When Perpignan was besieged by the forces of Henry, Dauphin of France in 1542, the inhabitants were loyal to Charles V. Perpignan earned the royal sobriquet of "Fedelíssima" ("Most Faithful City").

When the Catalans rose against the Spanish Crown in 1640 (the Reapers' War), Louis XIII entered the conflict on the side of the former. After a protracted war, the Treaty of the Pyrenees (1659) partitioned the Principality of Catalonia, securing Roussillon and part of the Cerdanya (Cerdagne) to the French crown, creating the French province of Roussillon.

The next fifty years saw a concerted effort by Louis XIV both to ensure the political allegiance of his new subjects and to alter their cultural identity. He was successful in the former but failed in the latter. Outside the capital of Perpignan, Roussillon remained distinctly Catalan in outlook and culture until the late nineteenth century, when industrialization began to replace Catalan identity with French.

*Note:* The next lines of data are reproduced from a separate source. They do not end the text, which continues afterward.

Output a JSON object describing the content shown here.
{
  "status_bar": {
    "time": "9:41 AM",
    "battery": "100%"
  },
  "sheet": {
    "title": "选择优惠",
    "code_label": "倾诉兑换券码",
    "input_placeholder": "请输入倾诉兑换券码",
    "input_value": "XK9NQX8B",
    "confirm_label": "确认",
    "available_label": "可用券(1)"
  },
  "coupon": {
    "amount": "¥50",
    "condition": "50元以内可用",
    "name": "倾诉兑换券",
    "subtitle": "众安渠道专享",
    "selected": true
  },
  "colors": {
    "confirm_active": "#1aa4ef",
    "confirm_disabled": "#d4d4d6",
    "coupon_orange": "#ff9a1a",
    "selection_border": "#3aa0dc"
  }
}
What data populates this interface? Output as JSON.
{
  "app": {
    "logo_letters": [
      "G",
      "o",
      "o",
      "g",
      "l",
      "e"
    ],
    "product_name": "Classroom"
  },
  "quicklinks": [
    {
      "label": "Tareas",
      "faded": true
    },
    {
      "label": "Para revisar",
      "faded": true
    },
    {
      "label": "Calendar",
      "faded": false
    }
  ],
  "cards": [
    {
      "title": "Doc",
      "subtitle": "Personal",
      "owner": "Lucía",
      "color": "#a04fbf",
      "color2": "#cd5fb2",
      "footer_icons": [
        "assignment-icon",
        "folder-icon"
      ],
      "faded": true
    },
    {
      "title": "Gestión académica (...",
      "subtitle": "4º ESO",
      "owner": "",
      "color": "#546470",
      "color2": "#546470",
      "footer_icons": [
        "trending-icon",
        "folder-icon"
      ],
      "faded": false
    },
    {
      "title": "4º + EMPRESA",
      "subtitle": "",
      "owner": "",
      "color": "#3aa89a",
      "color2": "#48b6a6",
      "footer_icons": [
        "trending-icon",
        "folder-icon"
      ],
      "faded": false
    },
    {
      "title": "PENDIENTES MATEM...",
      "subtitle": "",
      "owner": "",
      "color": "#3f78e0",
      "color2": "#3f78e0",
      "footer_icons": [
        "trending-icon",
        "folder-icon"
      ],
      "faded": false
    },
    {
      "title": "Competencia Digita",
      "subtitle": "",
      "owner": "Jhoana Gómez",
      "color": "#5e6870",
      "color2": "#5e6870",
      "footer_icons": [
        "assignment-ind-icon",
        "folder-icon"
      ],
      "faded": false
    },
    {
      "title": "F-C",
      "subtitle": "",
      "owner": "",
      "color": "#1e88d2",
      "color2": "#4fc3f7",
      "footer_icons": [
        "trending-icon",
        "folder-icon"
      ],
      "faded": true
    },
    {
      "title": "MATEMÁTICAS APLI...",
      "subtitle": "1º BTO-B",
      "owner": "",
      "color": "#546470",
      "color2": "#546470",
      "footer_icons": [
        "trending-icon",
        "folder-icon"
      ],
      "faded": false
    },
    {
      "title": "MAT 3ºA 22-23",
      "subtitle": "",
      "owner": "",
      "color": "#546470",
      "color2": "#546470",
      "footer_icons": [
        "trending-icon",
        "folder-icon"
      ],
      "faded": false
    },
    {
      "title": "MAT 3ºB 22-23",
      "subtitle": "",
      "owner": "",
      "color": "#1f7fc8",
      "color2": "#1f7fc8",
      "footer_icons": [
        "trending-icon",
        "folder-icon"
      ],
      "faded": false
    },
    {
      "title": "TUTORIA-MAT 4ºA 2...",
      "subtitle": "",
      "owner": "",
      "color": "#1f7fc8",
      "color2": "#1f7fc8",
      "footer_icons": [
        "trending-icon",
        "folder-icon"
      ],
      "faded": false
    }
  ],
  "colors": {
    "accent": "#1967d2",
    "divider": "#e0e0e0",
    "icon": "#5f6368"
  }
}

During the French Revolution, the Ancien Régime province of Roussillon was abolished and a new department, the Department of Pyrénées-Orientales, was created instead. This department corresponds roughly to the old Roussillon, with the addition of the comarca of Fenouillèdes. Pyrénées-Orientales is the name by which this department is officially known in France. The old name of Roussillon did contribute to the French région of Languedoc-Roussillon.